Click here to view my Douglas Album on Flickr


* Decent density.
* Great public transit access.
* Generally good ADA curbs and sidewalks but some underinvested stretches of sidewalks.
* Excellent access to Dwtn being only 3 miles south.
* Great bike coverage with several dedicated bike lanes and lots of dedicated bike stations.
* Thanks to the IL Institute of Technology Douglas has a decent Asian population and an ok generational diversity.
* Lots of walkable schools but of mixed ratings.
kept up nicely.
* Decent # of rentals and generally moderately priced but some luxury product with its close proximity to South Loop. 1-beds lease btwn $850-2K, 2-beds lease btwn the mid 1Ks to 2.5K, and plenty of 3-beds available that lease btwn 1.5K-3.5K. A handful for 4 beds at a similar rent. Significant amount of dedicated afford rentals here.

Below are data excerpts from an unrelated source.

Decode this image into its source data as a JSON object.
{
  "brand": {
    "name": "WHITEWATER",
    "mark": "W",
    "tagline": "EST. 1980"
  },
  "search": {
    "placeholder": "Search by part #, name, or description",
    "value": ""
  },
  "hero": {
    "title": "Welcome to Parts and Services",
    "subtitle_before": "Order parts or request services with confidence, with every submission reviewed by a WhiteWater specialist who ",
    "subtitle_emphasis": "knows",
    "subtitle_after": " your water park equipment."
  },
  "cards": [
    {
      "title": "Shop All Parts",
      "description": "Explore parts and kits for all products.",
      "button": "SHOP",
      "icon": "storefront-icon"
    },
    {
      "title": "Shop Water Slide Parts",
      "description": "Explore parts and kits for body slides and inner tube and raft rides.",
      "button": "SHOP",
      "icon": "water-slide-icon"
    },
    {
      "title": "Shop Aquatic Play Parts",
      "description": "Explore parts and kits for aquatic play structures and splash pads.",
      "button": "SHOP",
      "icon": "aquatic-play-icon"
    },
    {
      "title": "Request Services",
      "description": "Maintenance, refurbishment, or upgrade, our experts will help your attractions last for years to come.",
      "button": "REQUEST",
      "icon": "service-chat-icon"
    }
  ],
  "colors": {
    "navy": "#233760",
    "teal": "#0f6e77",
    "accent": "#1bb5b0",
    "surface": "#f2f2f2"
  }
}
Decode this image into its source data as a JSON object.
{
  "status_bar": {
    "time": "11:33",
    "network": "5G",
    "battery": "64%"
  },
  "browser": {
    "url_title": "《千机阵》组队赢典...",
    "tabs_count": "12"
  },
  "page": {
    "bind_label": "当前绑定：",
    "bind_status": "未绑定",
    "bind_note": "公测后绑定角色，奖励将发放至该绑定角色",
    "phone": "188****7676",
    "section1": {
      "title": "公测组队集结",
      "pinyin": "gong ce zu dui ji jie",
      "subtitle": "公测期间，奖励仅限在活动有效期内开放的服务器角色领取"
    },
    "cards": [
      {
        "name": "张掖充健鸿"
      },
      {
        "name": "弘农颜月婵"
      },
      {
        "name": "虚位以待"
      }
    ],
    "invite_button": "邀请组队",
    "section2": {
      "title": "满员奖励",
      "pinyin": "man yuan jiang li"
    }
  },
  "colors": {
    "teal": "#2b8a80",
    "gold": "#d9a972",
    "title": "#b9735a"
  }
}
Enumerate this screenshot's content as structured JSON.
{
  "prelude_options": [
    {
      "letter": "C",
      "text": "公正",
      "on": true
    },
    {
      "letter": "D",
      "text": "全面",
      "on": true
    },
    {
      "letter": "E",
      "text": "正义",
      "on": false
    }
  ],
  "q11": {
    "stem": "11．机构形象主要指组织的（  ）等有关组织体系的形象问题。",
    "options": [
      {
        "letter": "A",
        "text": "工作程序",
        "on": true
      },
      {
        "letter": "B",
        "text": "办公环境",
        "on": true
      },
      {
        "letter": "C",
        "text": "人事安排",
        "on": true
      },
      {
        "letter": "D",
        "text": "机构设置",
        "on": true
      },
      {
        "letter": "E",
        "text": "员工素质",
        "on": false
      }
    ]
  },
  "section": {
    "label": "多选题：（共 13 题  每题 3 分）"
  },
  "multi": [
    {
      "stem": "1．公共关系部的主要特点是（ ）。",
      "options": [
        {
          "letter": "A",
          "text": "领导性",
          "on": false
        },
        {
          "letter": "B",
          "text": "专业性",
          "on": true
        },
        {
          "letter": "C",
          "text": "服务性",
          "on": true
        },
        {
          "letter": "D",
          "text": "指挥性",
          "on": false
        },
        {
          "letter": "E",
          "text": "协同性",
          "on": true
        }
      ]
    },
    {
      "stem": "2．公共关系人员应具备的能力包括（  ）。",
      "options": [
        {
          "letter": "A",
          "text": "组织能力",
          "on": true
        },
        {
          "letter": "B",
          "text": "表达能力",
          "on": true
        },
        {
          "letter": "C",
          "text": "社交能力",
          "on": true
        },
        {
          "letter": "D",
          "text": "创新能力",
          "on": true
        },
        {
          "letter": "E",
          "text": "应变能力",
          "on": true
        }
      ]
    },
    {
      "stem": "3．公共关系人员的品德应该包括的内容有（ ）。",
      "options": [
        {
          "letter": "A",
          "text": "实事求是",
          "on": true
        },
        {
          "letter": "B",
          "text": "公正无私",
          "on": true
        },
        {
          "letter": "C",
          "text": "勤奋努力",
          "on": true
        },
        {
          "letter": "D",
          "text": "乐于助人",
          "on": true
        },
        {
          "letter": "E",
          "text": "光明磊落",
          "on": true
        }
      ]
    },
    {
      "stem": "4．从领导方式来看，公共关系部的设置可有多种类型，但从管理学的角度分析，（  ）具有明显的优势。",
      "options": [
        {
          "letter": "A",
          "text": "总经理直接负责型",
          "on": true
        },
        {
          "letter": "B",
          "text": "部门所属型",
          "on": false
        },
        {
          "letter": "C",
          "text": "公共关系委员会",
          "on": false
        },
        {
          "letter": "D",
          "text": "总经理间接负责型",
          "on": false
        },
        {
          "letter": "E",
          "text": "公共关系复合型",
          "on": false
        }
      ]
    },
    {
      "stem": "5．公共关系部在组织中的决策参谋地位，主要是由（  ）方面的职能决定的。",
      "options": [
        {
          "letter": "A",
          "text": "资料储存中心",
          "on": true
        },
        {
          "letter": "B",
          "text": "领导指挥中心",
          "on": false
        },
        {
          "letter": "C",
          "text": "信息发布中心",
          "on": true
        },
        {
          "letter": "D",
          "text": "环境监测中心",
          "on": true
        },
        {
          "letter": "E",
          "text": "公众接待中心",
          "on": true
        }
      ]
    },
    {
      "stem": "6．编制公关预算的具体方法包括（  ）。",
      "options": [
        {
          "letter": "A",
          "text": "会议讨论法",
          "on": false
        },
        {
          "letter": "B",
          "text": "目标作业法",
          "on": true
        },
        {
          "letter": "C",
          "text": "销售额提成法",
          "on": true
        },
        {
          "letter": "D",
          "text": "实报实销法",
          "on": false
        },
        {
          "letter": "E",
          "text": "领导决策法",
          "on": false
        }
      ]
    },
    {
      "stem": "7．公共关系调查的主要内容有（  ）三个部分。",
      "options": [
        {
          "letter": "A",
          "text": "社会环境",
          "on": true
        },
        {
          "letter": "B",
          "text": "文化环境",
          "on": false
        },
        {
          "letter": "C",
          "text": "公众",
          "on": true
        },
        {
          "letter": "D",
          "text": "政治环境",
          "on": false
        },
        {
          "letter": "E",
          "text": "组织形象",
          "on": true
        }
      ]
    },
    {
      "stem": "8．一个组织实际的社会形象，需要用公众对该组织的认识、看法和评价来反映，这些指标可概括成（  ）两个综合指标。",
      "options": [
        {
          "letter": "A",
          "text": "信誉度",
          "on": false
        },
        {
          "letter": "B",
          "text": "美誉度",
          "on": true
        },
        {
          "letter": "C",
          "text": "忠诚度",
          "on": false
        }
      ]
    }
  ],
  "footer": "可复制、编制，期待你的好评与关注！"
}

* For sale is a mix of moderately priced and higher end product. Decent # of  studio condos selling btwn 75K-200K, 1 bed condos that sell btwn 135K-350K, 2-beds sell btwn 125K-500K, 3 & 4 beds btwn  225K-800K.
* Excellent park amenities including the expansive Lakefront park, large and multi-faceted Dunbar, Ellis, and Lake Meadows park, and lots of smaller parks and greenspaces on mid-century tower developments.


* Good connectivity along the main streets but due to urban renewal side streets often have limited connectivity and often dead end.
* Economic diversity is not the best. Over half of the population is living in poverty but still some middle and upper middle class households.
* Crime seems to generally be under control in Douglas and less so than Grand Boulevard to the south. Also far fewer vacant bldgs here as blight is mostly cleaned up. Plenty of vacant lots but generally maintained.
* Cultural amenities are limited including some restaurants,  a couple cafes, a brewery, a couple historic sites, and some cultural amenities at the Illinois Institute of Technology (IIT).
* Docent retail amenities including 2 supermarkets, a couple drug stores, several banks, a Hardware store, a couple boutiques, lots of salons/barber shops, a couple dessert joints and gyms. a local public library and post office, a major hospital, and several churches.
* Much of Douglas historic urban fabric and most of its urban biz district fabric has been demolished. Some good stretches along 35th and a few along Pershing.
* Some better recent modern in-fill but most of it is cold mid century or bland 90s/early 2000s infill. Also a lot of autocentric infill.